Wednesday, August 09, 2006

Learning to Become an Expert and Blogging

I found this piece from Scientific American, The Expert Mind by Phillip Ross, a really excellent read. There are several ideas in it that challenge our beliefs – principally on the innate smarts versus learned behavior dimension – this piece argues pretty convincingly that much if not all of this is learned behavior. A fascinating part of this is that experts can come to conclusions so quickly and the piece has a quote from the famous chess grandmaster Capablanca on this point to the effect that he doesn’t think harder than other players, but he things “righter” than other players – his intuitions were the correct ones and helped him to identify the superior play.

So experts don’t process information more than others in the sense of a computer doing numbers of calculations per second. They do about the same number of calculations as everyone else. But they do different calculations. They hold the information differently. They have structures of the mind – apparently there is some disagreement on how this works – that allows them to aggregate up the information very quickly and disaggregate down equally quickly in order to make a decision. And the thing is, the building of those structures of the mind is a learned thing – requiring rather intensive training, years and years of effort.

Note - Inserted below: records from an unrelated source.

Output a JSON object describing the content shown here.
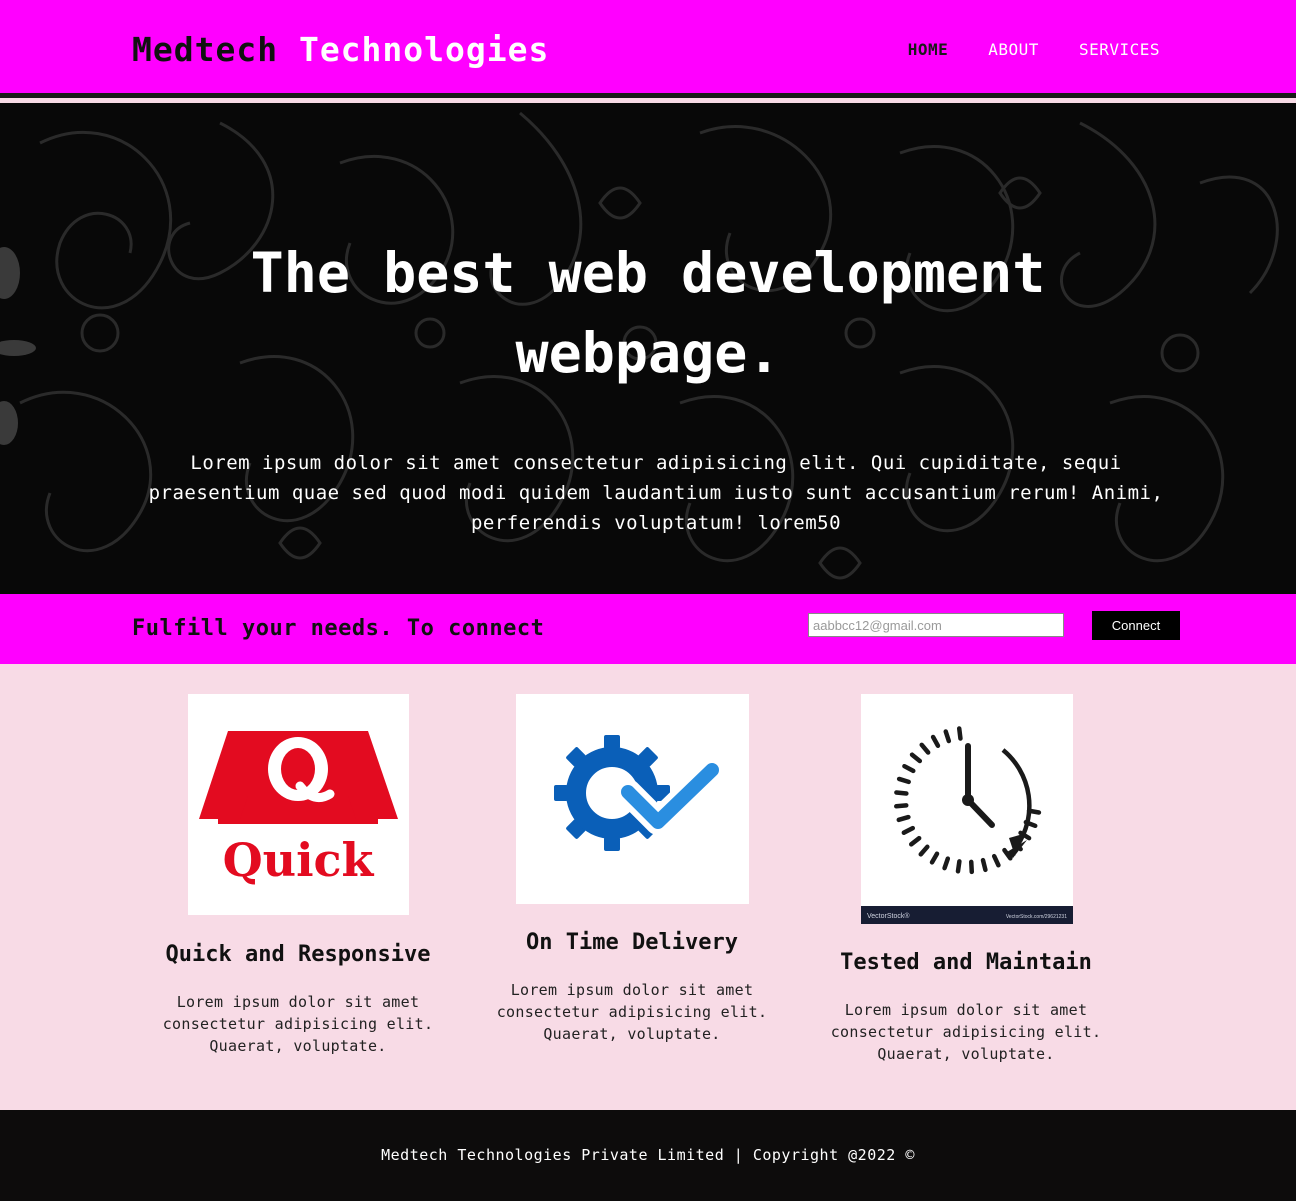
{
  "header": {
    "brand_part1": "Medtech",
    "brand_part2": " Technologies",
    "nav": [
      {
        "label": "HOME"
      },
      {
        "label": "ABOUT"
      },
      {
        "label": "SERVICES"
      }
    ]
  },
  "hero": {
    "title": "The best web development webpage.",
    "text": "Lorem ipsum dolor sit amet consectetur adipisicing elit. Qui cupiditate, sequi praesentium quae sed quod modi quidem laudantium iusto sunt accusantium rerum! Animi, perferendis voluptatum! lorem50"
  },
  "connect": {
    "text": "Fulfill your needs. To connect",
    "email_placeholder": "aabbcc12@gmail.com",
    "button_label": "Connect"
  },
  "features": [
    {
      "title": "Quick and Responsive",
      "text": "Lorem ipsum dolor sit amet consectetur adipisicing elit. Quaerat, voluptate.",
      "logo_text": "Quick",
      "logo_letter": "Q"
    },
    {
      "title": "On Time Delivery",
      "text": "Lorem ipsum dolor sit amet consectetur adipisicing elit. Quaerat, voluptate."
    },
    {
      "title": "Tested and Maintain",
      "text": "Lorem ipsum dolor sit amet consectetur adipisicing elit. Quaerat, voluptate.",
      "watermark_left": "VectorStock®",
      "watermark_right": "VectorStock.com/29621231"
    }
  ],
  "footer": {
    "text": "Medtech Technologies Private Limited | Copyright @2022 ©"
  },
  "colors": {
    "magenta": "#ff00ff",
    "hero_bg": "#080808",
    "body_bg": "#f8dbe6",
    "footer_bg": "#0d0c0c",
    "quick_red": "#e30b20",
    "delivery_blue": "#0a5fb8"
  }
}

The piece spends much of the time on the work of a psychologist, Dr. K. Anders Ericsson, and his notion of learning called “effortful study.” It is an interesting notion and meant to distinguish between an idea we bat around all the time, “time on task.” They obviously must correlate but Ericsson’s point is that not all time put in improves learning and performance (witness the weekend golfer or tennis player who has put in perhaps years at the game but whose level of play doesn’t rise above mediocrity). Ross describes effortful study as the continuous tackling of challenges just beyond one’s reach.

If that is the key for learning then the issue of whether learning should be done in a social setting or more on an individualistic basis needs to be recast along the dual dimension of (1) motivation – what pushes people to take those next challenges rather than staying pat with what they have already accomplished? and (2) situated-ness – identifying those challenges that are just beyond one’s reach. My sense is that (1) will typically favor the argument for social learning but in children, particularly precocious ones or those who otherwise can’t readily go with the flow, it will favor the individual. On the other hand, (2) must favor individualistic learning. Who else can determine what is just beyond one’s reach? It may be that the individual can benefit from a tutor, or personal trainer, or the same idea by some other name, who become intimately acquainted with the individual’s performance and can make highly situated recommendations of what is to come next. But it is hard to see how there can be situated challenges that come from others less familiar with the individual.

It may be that what we call “learning to learn” is really learning to engage in effortful study. And, recalling Howard Gardner’s book on Exceptional Minds and specifically his chapter on Freud, this clearly involves a certain amount of personal risk taking and exposure to failure, which explains why so many of us stop short of the expert level and remain in our mediocre state.

I want to switch gears now and take a personal view of this by talking about my blogging. I don’t know if this was true right from the start, but for the last six months or so I’ve been conscious of a desire to push the writing and go beyond what I’ve done before. So one of the reasons the Ross piece resonated with me is that I find myself trying to do that with blogging and it seems to me a natural to use blogs for this purpose. As they asynchronous analog to thinking aloud, the blog is an obvious place to express what that next challenge is. But beyond that, the craft with which the ideas are expressed, the tying together different strands that interrelate, the making connections with the work of others that encouraged this line of thinking, all of that is something that blogs do well. (Incidentally, I’ve been reflecting on the difference between blogs and discussion boards and this seems to be an important way that the two differ and why regular blogging may lead to greater personal growth but conversely why discussion boards might better get the students to “learn the subject matter.”)

Let me illustrate by making such a connection here. A few posts back (Jen Dah) I led fof with a recommendation from Daniel Pink’s book to “celebrate our amateur-ness” as defined by Marcel Wanders. Read that passage by Wanders. It sure seems as if this notion of the amateur is quite like Ericsson’s idea of effortful study. A year ago, I’m not sure I would have seen the connection. The ideas are coming from different domains. Now that tie seems obvious and natural to me.

I’ll close with one other point. Most of my posts don’t push this way to something I couldn’t accomplish before. They have a point to be made and (I hope) a reasonable analysis, but I could have written those posts quite a while ago, based on the abilities I needed to bring to bear to do the writing. It is maybe 10% of the posts that have this aspect of going beyond what I’ve tried previously. I’m not sure why this is the case, but certainly I can’t just sit down at the keyboard and write the thing. I’ve got to work the ideas through and that can take a while.